The Antiproton Decelerator (AD) facility at CERN became operational in 2000 and is presently the only facility in the world to allow the realization of experiments with low energy antiproton beams. It has led to the successful production of cold antihydrogen, which has been widely acknowledged in the scientific community, as well as in the public media.

The successful storage of antihydrogen over an extended period was selected as top physics highlight in 2010 by physics world. Other more recent breakthroughs include the production of antihydrogen for in-flight hyperfine spectroscopy , direct measurements into the antihydrogen charge anomaly , observation of the 1S-2S transition in trapped antihydrogen and its characterization, the observation of the 1S-2P Lyman-alpha transition in antihydrogen, the demonstration of novel cooling techniques, the precise measurement of the antiproton-to-proton charge-mass ratio, and studies into high-resolution laser resonances of antiprotonic helium in superfluid 4He.

The here-proposed project SNAP aims at developing slow beams of neutral antimatter atoms for cutting-edge antimatter physics research. The AEgIS collaboration, located at the AD, has the primary goal to directly measure, for the first time, the effect of gravity on antihydrogen with significant precision. Indirect bounds that assume the validity of, for example, the universality of free fall, the Weak Equivalence Principle or the CPT invariance also in the case of antimatter constrain an anomalous gravitational behaviour to a level where only precision measurements can operate.

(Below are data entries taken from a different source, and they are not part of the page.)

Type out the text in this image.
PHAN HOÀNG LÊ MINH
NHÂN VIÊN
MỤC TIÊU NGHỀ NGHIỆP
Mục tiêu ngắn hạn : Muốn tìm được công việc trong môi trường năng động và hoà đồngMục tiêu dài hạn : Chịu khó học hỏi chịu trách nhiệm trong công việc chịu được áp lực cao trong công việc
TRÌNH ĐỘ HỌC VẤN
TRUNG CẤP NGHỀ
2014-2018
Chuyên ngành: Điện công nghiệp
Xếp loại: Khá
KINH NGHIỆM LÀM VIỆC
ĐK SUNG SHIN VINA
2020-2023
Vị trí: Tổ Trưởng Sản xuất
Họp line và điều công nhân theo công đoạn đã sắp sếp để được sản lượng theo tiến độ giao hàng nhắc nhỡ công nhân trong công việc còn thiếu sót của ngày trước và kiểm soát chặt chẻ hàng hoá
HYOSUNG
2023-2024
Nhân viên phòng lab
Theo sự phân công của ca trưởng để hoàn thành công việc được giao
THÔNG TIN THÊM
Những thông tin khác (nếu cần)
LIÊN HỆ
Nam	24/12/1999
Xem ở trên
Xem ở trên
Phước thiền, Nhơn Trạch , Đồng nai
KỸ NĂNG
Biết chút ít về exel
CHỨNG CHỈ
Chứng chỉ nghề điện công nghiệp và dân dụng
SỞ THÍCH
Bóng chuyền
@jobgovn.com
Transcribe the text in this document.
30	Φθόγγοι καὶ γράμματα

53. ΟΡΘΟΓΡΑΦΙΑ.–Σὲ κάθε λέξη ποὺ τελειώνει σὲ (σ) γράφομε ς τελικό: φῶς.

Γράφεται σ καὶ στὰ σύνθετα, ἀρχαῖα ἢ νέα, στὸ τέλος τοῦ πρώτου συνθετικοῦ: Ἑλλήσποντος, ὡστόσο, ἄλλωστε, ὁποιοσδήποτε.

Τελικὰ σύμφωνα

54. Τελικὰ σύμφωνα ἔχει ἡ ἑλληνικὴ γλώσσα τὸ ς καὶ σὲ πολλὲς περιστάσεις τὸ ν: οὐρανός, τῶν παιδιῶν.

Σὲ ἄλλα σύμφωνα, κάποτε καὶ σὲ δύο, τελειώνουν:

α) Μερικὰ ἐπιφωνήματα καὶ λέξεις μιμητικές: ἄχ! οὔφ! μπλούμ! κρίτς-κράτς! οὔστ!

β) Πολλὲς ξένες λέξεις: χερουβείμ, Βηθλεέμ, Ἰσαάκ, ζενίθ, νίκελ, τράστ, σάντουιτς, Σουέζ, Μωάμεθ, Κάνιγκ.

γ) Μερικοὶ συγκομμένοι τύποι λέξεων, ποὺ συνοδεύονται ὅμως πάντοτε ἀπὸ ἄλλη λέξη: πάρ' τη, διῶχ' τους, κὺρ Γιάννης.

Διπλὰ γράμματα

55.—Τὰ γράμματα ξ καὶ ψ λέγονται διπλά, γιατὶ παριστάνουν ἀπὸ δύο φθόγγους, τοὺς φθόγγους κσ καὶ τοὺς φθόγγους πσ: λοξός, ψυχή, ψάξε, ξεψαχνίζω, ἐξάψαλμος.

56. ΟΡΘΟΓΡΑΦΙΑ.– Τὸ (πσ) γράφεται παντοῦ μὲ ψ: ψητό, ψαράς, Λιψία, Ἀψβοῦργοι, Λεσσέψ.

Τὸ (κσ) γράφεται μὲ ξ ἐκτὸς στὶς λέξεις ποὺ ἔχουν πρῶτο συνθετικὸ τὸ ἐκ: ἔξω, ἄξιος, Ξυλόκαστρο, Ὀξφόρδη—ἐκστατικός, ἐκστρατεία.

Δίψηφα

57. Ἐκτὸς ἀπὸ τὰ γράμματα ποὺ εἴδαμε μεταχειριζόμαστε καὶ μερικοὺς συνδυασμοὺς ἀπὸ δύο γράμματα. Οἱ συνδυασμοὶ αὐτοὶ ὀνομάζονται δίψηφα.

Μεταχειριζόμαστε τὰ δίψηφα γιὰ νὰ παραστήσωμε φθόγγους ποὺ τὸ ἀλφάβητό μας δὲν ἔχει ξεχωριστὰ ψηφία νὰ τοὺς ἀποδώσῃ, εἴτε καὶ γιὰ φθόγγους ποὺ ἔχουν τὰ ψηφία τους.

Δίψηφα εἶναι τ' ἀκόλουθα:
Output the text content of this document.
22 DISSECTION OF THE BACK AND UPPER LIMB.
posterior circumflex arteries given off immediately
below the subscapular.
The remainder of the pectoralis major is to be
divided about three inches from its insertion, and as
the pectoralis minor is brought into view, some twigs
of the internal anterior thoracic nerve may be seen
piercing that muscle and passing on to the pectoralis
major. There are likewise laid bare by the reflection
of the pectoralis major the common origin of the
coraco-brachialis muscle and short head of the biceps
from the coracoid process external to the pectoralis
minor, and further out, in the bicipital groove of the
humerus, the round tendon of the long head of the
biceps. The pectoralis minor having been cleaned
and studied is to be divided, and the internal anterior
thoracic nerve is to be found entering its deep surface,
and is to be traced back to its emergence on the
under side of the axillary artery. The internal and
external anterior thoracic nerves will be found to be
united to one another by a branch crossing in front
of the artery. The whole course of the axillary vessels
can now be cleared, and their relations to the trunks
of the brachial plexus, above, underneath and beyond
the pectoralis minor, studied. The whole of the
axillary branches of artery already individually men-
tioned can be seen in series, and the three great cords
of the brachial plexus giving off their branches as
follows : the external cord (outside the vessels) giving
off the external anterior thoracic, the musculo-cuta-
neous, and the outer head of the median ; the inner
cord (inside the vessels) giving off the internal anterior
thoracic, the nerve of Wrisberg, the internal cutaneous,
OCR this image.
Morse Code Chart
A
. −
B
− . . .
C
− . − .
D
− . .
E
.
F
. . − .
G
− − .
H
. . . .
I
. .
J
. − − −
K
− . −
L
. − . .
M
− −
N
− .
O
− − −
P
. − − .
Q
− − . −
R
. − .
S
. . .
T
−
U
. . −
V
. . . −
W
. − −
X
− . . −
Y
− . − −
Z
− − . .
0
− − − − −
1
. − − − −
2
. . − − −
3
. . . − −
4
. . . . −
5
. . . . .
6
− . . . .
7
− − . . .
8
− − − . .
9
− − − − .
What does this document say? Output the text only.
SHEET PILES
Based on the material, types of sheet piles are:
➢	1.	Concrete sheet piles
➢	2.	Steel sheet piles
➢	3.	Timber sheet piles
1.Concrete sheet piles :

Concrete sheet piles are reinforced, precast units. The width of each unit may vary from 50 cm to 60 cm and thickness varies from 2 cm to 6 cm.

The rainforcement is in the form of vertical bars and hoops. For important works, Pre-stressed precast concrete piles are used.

Vice versa, antimatter experiments with sufficient precision are essential to validate these fundamental assumptions. By creating nanostructured silicon membranes with few micrometer thickness, a geometrically optimized positron-to-positronium converter will be used to efficiently form a Ps beam in cryogenic UHV environments. Making use of AEgIS' two established laser systems for Ps excitation, we will then attempt Ps laser cooling for the first time. The successful application of laser cooling will enable us to create the world-wide coldest Ps beam with an outstanding intensity.

This beam will be immediately applied to two ambitious research agendas:

The first is AEgIS' flagship goal to perform the charge exchange reaction between cold antiprotons from the new ELENA facility and AEgIS' intense cold Ps beam to create a pulsed source of antihydrogen with unprecedented intensity.

The second is the systematic study of excited neutral Ps atoms passing through a matter grating. Such gratings are the central piece of a so-called Moire deflectometer, essentially an atomic interferometer operating in the classical regime. The deflectometer enables the detection of the displacement of neutral atoms due to gravity with the required precision, the main uncertainty being the influence of the grating's surface dipole potentials. We thus apply our cold Ps beam to study the effect of van-der-Waals forces of the matter grating on neutral excited atoms, exploiting the unique property of the matter-antimatter compound system to annihilate after a well-defined time or upon collision into its signature annihilation particles, carrying information about the interaction with the gratings.